Mais comment ces virus pourraient-ils accélérer le vieillissement ? En activant le système immunitaire inné et en causant ainsi un état inflammatoire. Quand les séquences génétiques du virus ne sont plus couvertes grâce à la méthylation, la machine transcriptionnelle de la cellule lit cet ADN et génère des ARN messagers qui seront ensuite utilisés comme guides pour produire les protéines virales. Puisqu’il s’agit de rétrovirus, une de ces protéines a le pouvoir de générer de nouvelles séquences d’ADN à partir de l’ARN viral. Cet ADN étranger est ensuite reconnu par les défenses cellulaires, qui activent le système immunitaire pour attaquer l’assaillant. Mais cette réponse cause de l’inflammation, qui finit par atteindre la cellule même et accélère ainsi le vieillissement.
Le vieillissement cellulaire est contagieux
Pire : les nouvelles copies virales peuvent sortir de la cellule et aller infecter d’autres, les rendant sénescentes. C’est ce que les chercheurs ont observé en cultivant des cellules jeunes dans le milieu de culture de cellules plus vieilles. Ces cellules sénescentes n’y étaient plus mais avaient laissé les nouvelles particules virales, qui ont ensuite attaqué les jeunes cellules.
Mais les chercheurs ont aussi trouvé une parade : le médicament contre le VIH Abacavir. Cette drogue bloque la protéine virale qui permet aux rétrovirus de transformer leur ARN en ADN, stoppant ainsi le cycle de réplication virale.

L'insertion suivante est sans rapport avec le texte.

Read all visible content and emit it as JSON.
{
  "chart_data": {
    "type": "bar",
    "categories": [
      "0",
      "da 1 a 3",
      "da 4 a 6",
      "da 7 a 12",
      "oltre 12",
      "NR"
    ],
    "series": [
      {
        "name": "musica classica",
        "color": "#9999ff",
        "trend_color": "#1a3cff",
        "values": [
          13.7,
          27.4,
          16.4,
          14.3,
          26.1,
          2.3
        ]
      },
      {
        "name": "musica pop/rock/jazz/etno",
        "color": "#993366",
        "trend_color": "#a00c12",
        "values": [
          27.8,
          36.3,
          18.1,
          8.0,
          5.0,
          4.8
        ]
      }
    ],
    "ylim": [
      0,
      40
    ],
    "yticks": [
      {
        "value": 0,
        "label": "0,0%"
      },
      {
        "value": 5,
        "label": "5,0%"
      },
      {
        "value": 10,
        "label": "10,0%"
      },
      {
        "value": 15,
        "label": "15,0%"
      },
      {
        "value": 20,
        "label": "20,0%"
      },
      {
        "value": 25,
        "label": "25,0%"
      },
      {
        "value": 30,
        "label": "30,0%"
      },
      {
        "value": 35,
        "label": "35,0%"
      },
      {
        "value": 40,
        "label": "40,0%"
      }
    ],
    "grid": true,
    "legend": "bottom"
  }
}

Ce médicament parvenait à diminuer les traces du vieillissement dans les cellules exprimant l’ADN viral… et arrivait même à réduire les stigmates de l’âge chez des souris vieillissantes.
Une piste pour ralentir le vieillissement
Comme pour les humains, une des maladies les plus communes du vieillissement chez la souris est l’arthrose, qui se caractérise par une perte du cartilage dans les articulations. Les chercheurs ont observé qu’un rétrovirus endogène de la souris s’exprimait davantage dans les articulations de ces animaux lorsqu’ils vieillissaient. Et que le fait de bloquer le virus (en bloquant son expression ou avec Abacavir) entrainait une augmentation du cartilage dans les articulations et une diminution de l’inflammation.
Et il semblerait que stopper ces virus serait bénéfique pour l’ensemble du corps et pas seulement pour les articulations. Les souris âgées traitées avec le médicament anti-VIH avaient aussi une meilleure capacité physique et une meilleure mémoire à court terme que les souris non traités du même âge. Cette étude doit encore être confirmée chez des humains et donc l’utilisation de cette drogue pour "traiter" le vieillissement n’est pas pour demain. Mais elle constitue une vraie piste à explorer afin de mieux comprendre les causes et les conséquences (voire, un jour, les remèdes) de l’âge.